William Eichler 29 November 2018

Council chiefs call for funding to ‘step up’ fight against HIV

Council chiefs call for funding to ‘step up’ fight against HIV image

Local authority leaders are urging the Government to reverse the £600m of cuts to public health grants to help them ‘step up’ the fight against HIV.

New data from Public Health England (PHE) has revealed that the UK is one of the first countries to meet the UNAIDS 90-90-90 targets.

By 2020, 90% of all people living with HIV will know their HIV status, according to the targets set by the United Nations organisation tasked with fighting the virus.

By the same year, 90% of all people with diagnosed HIV infection will also receive sustained antiretroviral therapy, and 90% of all people receiving antiretroviral therapy will have viral suppression.

The PHE’s findings show that, in 2017, 92% of the estimated 101,600 people living with HIV infection in the UK were diagnosed, 98% of people diagnosed were receiving treatment, and 97% of people receiving treatment were virally suppressed.

Local authorities welcomed the news that the targets were being met, but warned against complacency.

‘Councils, which are responsible for commissioning sexual health and HIV support services, have overseen a significant increase in HIV testing, deploying innovative methods such as home sampling and rapid testing in sexual health and drugs clinics, as well as targeting those communities most in need of support,’ said Cllr Ian Hudspeth, chairman of the Local Government Association’s Community Wellbeing Board.

‘It is important however not to be complacent, and unfortunately, many barriers to HIV testing remain.

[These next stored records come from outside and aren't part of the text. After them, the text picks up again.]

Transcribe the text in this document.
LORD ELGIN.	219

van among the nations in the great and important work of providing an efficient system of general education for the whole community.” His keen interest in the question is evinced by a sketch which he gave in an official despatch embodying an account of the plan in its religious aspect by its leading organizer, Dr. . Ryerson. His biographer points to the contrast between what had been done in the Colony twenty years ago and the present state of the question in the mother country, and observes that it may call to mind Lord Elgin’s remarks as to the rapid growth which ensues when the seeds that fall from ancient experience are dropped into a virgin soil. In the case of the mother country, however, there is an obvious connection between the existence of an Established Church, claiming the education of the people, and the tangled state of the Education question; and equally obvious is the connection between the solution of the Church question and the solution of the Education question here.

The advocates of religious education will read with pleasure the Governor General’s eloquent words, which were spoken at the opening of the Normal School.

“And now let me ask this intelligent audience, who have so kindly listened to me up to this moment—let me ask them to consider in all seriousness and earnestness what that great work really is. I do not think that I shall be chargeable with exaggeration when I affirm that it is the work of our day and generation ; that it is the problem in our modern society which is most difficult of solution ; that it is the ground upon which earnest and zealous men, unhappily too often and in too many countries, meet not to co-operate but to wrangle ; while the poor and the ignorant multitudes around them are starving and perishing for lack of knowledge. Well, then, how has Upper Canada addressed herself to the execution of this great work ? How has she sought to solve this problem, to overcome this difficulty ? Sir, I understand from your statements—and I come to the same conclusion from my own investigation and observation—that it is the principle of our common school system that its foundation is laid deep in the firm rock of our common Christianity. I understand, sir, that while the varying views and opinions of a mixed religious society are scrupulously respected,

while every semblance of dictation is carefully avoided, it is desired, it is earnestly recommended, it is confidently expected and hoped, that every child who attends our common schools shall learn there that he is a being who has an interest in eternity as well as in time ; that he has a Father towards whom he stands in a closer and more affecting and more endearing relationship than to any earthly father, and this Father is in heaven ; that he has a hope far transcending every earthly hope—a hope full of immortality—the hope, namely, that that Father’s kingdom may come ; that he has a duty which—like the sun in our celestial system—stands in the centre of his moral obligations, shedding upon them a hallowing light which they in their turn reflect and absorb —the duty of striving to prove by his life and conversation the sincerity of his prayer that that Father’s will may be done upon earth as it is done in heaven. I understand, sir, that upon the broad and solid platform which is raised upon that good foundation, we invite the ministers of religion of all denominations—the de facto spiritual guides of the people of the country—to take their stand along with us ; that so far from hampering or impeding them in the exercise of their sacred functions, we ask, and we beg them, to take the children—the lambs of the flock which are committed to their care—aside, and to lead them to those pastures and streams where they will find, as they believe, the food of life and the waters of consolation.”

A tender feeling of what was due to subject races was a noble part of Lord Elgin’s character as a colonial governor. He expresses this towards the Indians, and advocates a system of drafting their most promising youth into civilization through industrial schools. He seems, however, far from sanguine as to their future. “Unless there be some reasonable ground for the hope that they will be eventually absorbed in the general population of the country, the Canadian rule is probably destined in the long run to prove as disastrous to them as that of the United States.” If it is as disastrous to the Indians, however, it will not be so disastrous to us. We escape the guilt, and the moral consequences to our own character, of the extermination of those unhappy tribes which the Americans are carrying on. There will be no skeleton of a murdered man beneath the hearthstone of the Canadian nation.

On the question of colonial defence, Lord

Stigma and discrimination still deter people from taking an HIV test. Many people still only get tested after becoming ill and symptomatic.’

In their report on the findings, Public Health England called on councils to consider how they can ensure the population groups who are at increased risk can access HIV testing online and in community settings.

The national body also urged them to ensure that all commissioned HIV testing programmes have a well-defined referral pathway to HIV care for all people with a reactive/positive test result.

Councils should also take account of the combination HIV prevention perspective when commissioning, according to PHE.

Cllr Hudspeth said that for local authorities to take a more proactive role in fighting HIV, the Government had to reverse the public health cuts.

‘Government can help councils step up the fight against HIV by reversing the £600m cuts to councils’ public health grants which fund vital sexual health services and prevent people from becoming seriously ill and requiring more expensive NHS treatment further down the line,’ he said.